As I thought out ideas for this post....usually when I was at work, and couldn't do any casual scribbling, it dawned on me that PINKY was the more EMOTIONALLY STABLE of the two characters. See, when Pinky used the word friend, (when he called himself Brain's friend) he knew what he was talking about. He was never nasty or insulting. Okay, there was the odd jibe about the big headed character pacing in their page or something about Brain's not being able to apply for Rythmic Gymnastics because of the height requirement. (Halloween episode) More often than not, however, Pinky was the one doing nice things for a cage-mate who seldom repaid the kindness. Yes, Brain appreciated it, and would MAKE UP FOR his nasty behavior. Still, would it kill him to be nice, just knowing that he has a friend who would go out of his way (and then some) for him? Is the quest for world domination so time-consuming that he can't take the opportunity to smile, just for the fun of it?
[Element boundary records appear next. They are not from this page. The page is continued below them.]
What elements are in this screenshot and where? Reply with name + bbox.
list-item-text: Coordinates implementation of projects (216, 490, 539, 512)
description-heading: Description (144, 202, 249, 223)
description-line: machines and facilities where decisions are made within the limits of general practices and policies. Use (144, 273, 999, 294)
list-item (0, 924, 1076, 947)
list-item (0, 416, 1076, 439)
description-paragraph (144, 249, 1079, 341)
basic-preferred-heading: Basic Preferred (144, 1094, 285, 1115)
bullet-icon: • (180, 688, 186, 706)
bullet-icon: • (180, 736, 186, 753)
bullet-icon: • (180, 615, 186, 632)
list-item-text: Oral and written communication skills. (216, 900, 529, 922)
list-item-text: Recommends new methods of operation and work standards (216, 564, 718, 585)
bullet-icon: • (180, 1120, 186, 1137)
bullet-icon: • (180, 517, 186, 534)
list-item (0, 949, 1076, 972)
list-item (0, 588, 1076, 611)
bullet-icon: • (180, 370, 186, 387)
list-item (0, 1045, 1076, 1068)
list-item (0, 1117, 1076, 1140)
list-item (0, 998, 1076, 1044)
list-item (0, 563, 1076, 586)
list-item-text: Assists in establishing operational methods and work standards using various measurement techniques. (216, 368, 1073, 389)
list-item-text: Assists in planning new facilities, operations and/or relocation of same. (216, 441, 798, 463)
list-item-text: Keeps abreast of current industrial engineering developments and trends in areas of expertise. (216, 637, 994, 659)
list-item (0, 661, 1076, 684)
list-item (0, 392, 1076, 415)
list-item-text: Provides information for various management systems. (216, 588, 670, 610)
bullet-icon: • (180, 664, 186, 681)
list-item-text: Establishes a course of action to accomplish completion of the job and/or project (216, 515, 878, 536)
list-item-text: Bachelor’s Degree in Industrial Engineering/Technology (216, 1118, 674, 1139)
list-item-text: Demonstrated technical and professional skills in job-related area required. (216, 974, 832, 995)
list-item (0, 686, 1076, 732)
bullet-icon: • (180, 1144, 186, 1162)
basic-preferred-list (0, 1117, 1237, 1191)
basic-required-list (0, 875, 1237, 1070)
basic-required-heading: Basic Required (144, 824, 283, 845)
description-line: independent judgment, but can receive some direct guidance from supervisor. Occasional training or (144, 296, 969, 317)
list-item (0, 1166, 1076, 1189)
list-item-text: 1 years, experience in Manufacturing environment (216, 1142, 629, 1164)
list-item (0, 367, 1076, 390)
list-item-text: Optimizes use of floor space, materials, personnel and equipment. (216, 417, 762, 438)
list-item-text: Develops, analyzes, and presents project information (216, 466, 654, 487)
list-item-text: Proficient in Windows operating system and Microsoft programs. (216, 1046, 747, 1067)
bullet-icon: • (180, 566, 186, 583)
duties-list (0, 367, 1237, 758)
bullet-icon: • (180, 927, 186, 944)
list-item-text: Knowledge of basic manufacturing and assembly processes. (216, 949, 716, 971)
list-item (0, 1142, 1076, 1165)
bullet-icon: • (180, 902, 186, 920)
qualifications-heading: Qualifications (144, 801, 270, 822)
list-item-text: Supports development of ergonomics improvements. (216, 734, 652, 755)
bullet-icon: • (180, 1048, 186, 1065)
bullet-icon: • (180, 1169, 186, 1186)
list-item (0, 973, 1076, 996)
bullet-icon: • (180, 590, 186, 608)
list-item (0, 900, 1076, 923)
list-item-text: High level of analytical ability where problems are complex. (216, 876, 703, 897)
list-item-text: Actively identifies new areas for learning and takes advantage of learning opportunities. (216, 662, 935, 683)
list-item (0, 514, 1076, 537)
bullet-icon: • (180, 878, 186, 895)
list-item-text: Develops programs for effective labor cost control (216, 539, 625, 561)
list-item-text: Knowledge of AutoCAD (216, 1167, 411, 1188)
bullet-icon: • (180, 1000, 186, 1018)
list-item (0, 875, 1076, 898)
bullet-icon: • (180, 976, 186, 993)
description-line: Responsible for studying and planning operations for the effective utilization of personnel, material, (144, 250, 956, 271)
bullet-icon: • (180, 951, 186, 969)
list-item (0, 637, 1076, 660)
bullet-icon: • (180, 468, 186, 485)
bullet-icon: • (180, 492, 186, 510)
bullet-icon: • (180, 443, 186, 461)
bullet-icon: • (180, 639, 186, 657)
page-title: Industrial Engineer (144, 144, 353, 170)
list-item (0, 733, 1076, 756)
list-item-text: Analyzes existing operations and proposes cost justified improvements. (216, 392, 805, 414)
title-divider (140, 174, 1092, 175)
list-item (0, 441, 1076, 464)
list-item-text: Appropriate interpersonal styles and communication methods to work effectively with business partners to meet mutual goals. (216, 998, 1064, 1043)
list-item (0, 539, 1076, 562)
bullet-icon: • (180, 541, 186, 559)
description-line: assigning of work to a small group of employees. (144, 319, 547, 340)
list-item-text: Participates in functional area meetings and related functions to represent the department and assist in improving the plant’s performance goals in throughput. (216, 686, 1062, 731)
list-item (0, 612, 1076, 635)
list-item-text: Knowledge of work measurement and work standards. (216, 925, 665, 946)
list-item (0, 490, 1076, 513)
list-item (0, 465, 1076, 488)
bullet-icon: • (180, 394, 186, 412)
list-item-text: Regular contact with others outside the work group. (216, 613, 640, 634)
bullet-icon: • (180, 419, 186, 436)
As the saying goes, "Don't knock it til you tried it."
I've come to the conclusion that Brain did what he did because he knew he could get away with it. He assumed that Pinky would always be there, which, to Brain, was a license to mistreat the mouse he occasionally referred to as a 'friend'. So, while I'm here, I might as well let you all in on a couple of ponderings of mine;
- First off, if Brain thinks he can bully a so-called 'friend' and get away with it, what would he be like with unfettered power at his command? I mean, if he can't treat a friend with any real respect, what hope does a stranger or enemy have?
- For all the times he's verbally slammed the door on Pinky, sending him away, has Brain ever considered the possibility that he might open that door, only to find that Pinky is no longer on the other side? I, for one, would have LOVED for the writers to examine that theory. However, since they didn't get around to it, this author would like to take it upon herself, and find out what might happen when a good mouse is pushed, one step too far.